Tá, uma boa parte de quem está
lendo deve ainda estar se perguntando o que diabos é essa série. Ela nunca
chegou a ser muito popular por aqui (por sorte, alguém talvez tenha tipo a oportunidade
de ver no Canal Viva há uns anos atrás, ou quando estava disponível na Netflix),
na época sendo exibida nas noites de domingo toda picotada na Globo (alguns
anos mais tarde na Record), enquanto passava na ABC nos EUA (também um canal
aberto, algo que vale destacar desde já). Mesmo assim, é uma série com fanbase relevante
por aqui, apesar de bem menos que entre os americanos. De qualquer modo, deixo
claro que é uma série bem no padrão “ame ou odeie”.
Na trama original, tudo começa
quando é encontrado o cadáver de Laura Palmer (Sheryl Lee) enrolado em saco plástico na
beira de um rio em Twin Peaks. Laura era provavelmente a aluna mais popular da
escola em que estudava, o que também queria dizer que quase todos daquela
pequena cidade, na fronteira com o Canadá, conheciam. Como é de se imaginar, esse
tipo de crime era no mínimo incomum na cidade, causando um impacto geral,
principalmente se tratando de alguém querido pela maioria. O crime logo trás o
agente especial do FBI Dale Cooper (Kyle MacLachlan) à cidade para investigar o caso.
A história poderia se desenvolver
como um thriller qualquer, vários suspeitos, cidade pequena, achar pistas...
Mas é o do Lynch que a gente tá falando e, quando se fala dele dá pra se
esperar muita coisa fora da casinha e bem, isso já começa a ficar claro desde o
terceiro episódio e... O ANÃO DANÇANTE.
Twin Peaks é uma série que vai
perdendo a noção do crível a cada episódio e é isso que a torna tão especial.
Pouco a pouco vamos descobrindo quem matou a Laura e vemos que isso é apenas um
começo para as maiores revelações.

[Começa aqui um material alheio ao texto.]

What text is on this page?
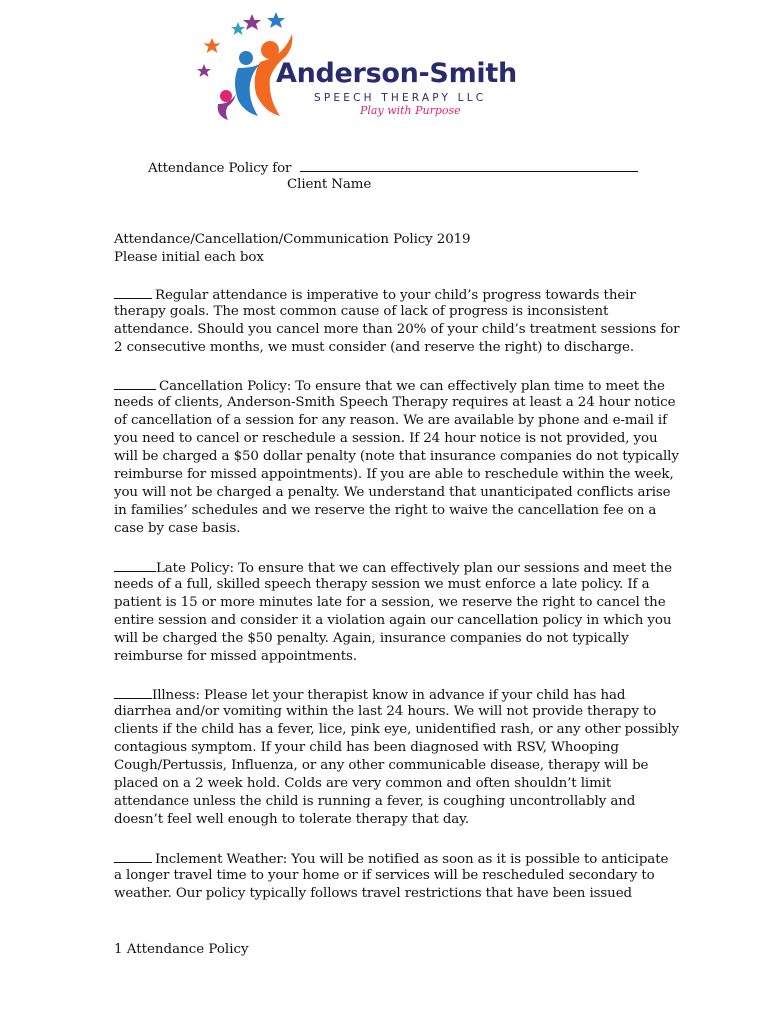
Anderson-Smith
SPEECH THERAPY LLC
Play with Purpose
Attendance Policy for
Client Name
Attendance/Cancellation/Communication Policy 2019
Please initial each box
Regular attendance is imperative to your child’s progress towards their
therapy goals. The most common cause of lack of progress is inconsistent
attendance. Should you cancel more than 20% of your child’s treatment sessions for
2 consecutive months, we must consider (and reserve the right) to discharge.
Cancellation Policy: To ensure that we can effectively plan time to meet the
needs of clients, Anderson-Smith Speech Therapy requires at least a 24 hour notice
of cancellation of a session for any reason. We are available by phone and e-mail if
you need to cancel or reschedule a session. If 24 hour notice is not provided, you
will be charged a $50 dollar penalty (note that insurance companies do not typically
reimburse for missed appointments). If you are able to reschedule within the week,
you will not be charged a penalty. We understand that unanticipated conflicts arise
in families’ schedules and we reserve the right to waive the cancellation fee on a
case by case basis.
Late Policy: To ensure that we can effectively plan our sessions and meet the
needs of a full, skilled speech therapy session we must enforce a late policy. If a
patient is 15 or more minutes late for a session, we reserve the right to cancel the
entire session and consider it a violation again our cancellation policy in which you
will be charged the $50 penalty. Again, insurance companies do not typically
reimburse for missed appointments.
Illness: Please let your therapist know in advance if your child has had
diarrhea and/or vomiting within the last 24 hours. We will not provide therapy to
clients if the child has a fever, lice, pink eye, unidentified rash, or any other possibly
contagious symptom. If your child has been diagnosed with RSV, Whooping
Cough/Pertussis, Influenza, or any other communicable disease, therapy will be
placed on a 2 week hold. Colds are very common and often shouldn’t limit
attendance unless the child is running a fever, is coughing uncontrollably and
doesn’t feel well enough to tolerate therapy that day.
Inclement Weather: You will be notified as soon as it is possible to anticipate
a longer travel time to your home or if services will be rescheduled secondary to
weather. Our policy typically follows travel restrictions that have been issued
1 Attendance Policy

De praxe, a imagem de santa boa moça de
Palmer começa a cair por água abaixo e vemos o quão perdida e morta por dentro
ela já estava antes de ser assassinada.
O trabalho de David Lynch com o
co-roteirista Mark Frost se destaca muito mais pela criação da mitologia da
série do que pelo desenvolvimento de trama. Seja no modo bem
construído que é apresentado os personagens, seja na parte mística que vai se
revelando aos poucos.
A série a todo momento fica
vagando num emaranhado que mistura suspense, terror e comédia, sendo nesse terceiro
aspecto que a série consegue se manter durante boa parte do tempo. Apesar dos
temas tensos que a história lida, o que não falta são personagens engraçados. A
verdade é que Twin Peaks É UM GRANDE NOVELÃO! Tem o núcleo mais focado na
trama, o núcleo do casal adolescente chato, o núcleo do marido que não gosta da
esposa, o núcleo do corno, o núcleo dos comédia, o núcleo do casal de
trambiqueiros, só não tem o núcleo do bar da Dona Jura.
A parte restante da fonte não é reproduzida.